Help using a single wired network connection between two computers
July 15, 2020 9:12 AM   Subscribe

I need help with my home office set up. I've recently moved my laptop to try and set up something a bit more comfortable and permanent for my home office. I purchased a KVM switch so that I can use the keyboard, mouse and monitors that I already have on both my home PC and my work laptop. However, I'm finding that the internet connection is slightly terrible. I have a single network cable connected to my PC. Is there any way to use the network cable to connect to both my work laptop and my home PC?

My home PC is located in the very back of my basement and the wifi signal is pretty weak. Right now, I have a 50 ft network cable reaching from my router to my home PC (which works great) and my work laptop is using wifi (which is not great). Is there some way to use the single network cable I have connected to my router and get a wired connection to both my home PC and my work laptop? Or is my only option to buy another 50 ft network cable?
posted by NoneOfTheAbove to Computers & Internet (6 answers total) 2 users marked this as a favorite
 
Best answer: You can buy a cheap network switch and just connect all three things to it (50 ft cable into switch, then a short cable from each PC into the switch).
posted by samj at 9:19 AM on July 15, 2020 [6 favorites]


Response by poster: Thanks! I've ordered the switch you linked to. I appreciate the help. :)
posted by NoneOfTheAbove at 9:32 AM on July 15, 2020


Sorry late to the thread, but have you looked at Poweline adapters? You plug one powerline adapter into the wall by the router, and connect a network cable from your router to the adapter. Plug the other adapter anywhere by where your computer is. A network cable goes from your computer to the adapter. It's the same as running a network cable from router to computer, except it uses your home's electrical wiring as a data cable. I have used one for years to connect a wifi-less desktop to our router downstairs, and usually get speeds faster than WiFi. They are supposed to get you about 600Mbps between the router and client device (computer). I've used them over both US standard 110v/120v and European standard 220v/240v with no issues whatsoever.

A set of two TP-Link AV600 adapters, for example, on Amazon will run you about $40. You would need one for the router, and one for every computer you want to connect to the network.
posted by Master Gunner at 10:30 AM on July 15, 2020


A hub is also perfectly fine for this sort of thing since you only have two devices and short cable runs. You don’t see them for sale much these days because switches are so cheap, but you might also have a friend who would just give you one.
posted by wnissen at 1:40 PM on July 15, 2020


Seconding samj. If you already have the network cable where you want it and you just want to share the network between two computers at the end of that cable, a network switch is what you want.

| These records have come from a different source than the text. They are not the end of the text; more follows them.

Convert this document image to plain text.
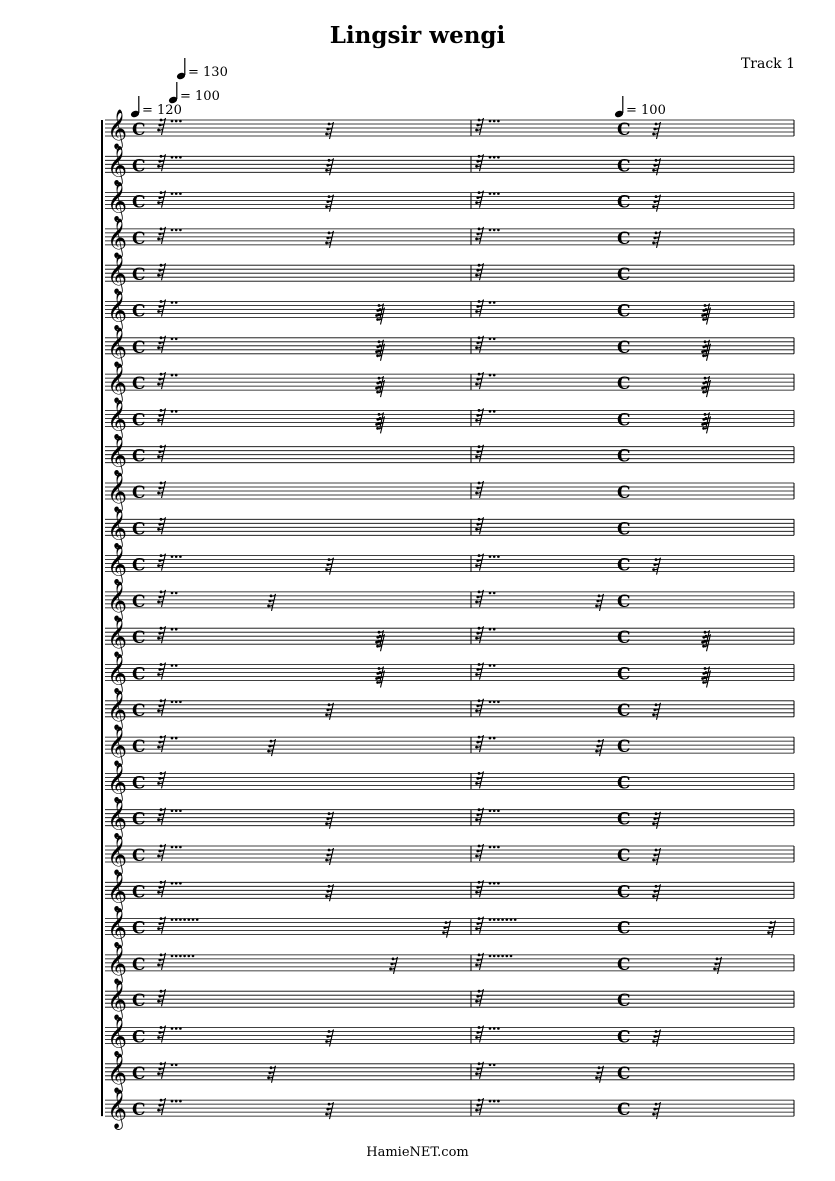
Lingsir wengi
Track 1
= 130
= 100
= 120	= 100
𝄞 C	C
𝄞 C	C
𝄞 C	C
𝄞 C	C
𝄞 C	C
𝄞 C	C
𝄞 C	C
𝄞 C	C
𝄞 C	C
𝄞 C	C
𝄞 C	C
𝄞 C	C
𝄞 C	C
𝄞 C	C
𝄞 C	C
𝄞 C	C
𝄞 C	C
𝄞 C	C
𝄞 C	C
𝄞 C	C
𝄞 C	C
𝄞 C	C
𝄞 C	C
𝄞 C	C
𝄞 C	C
𝄞 C	C
𝄞 C	C
𝄞 C	C
HamieNET.com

Powerline networking is only interesting for you if you want to get rid of the 50' network cable, and you'd still need a network switch at the other end to connect more than one computer up. I don't see much point in bothering with old network hubs; you could use one, sure, but I definitely wouldn't spend money on one.
posted by Aleyn at 6:23 PM on July 15, 2020


Does the laptop have an Ethernet port? Many routers have more than one 'downstream' port. Ethernet cable is relatively cheap. We have two desktop computers wired to our router, which is wired to the cable company's "gateway" (cable modem and another router in the same box, I don't use theirs currently). Good speed on both.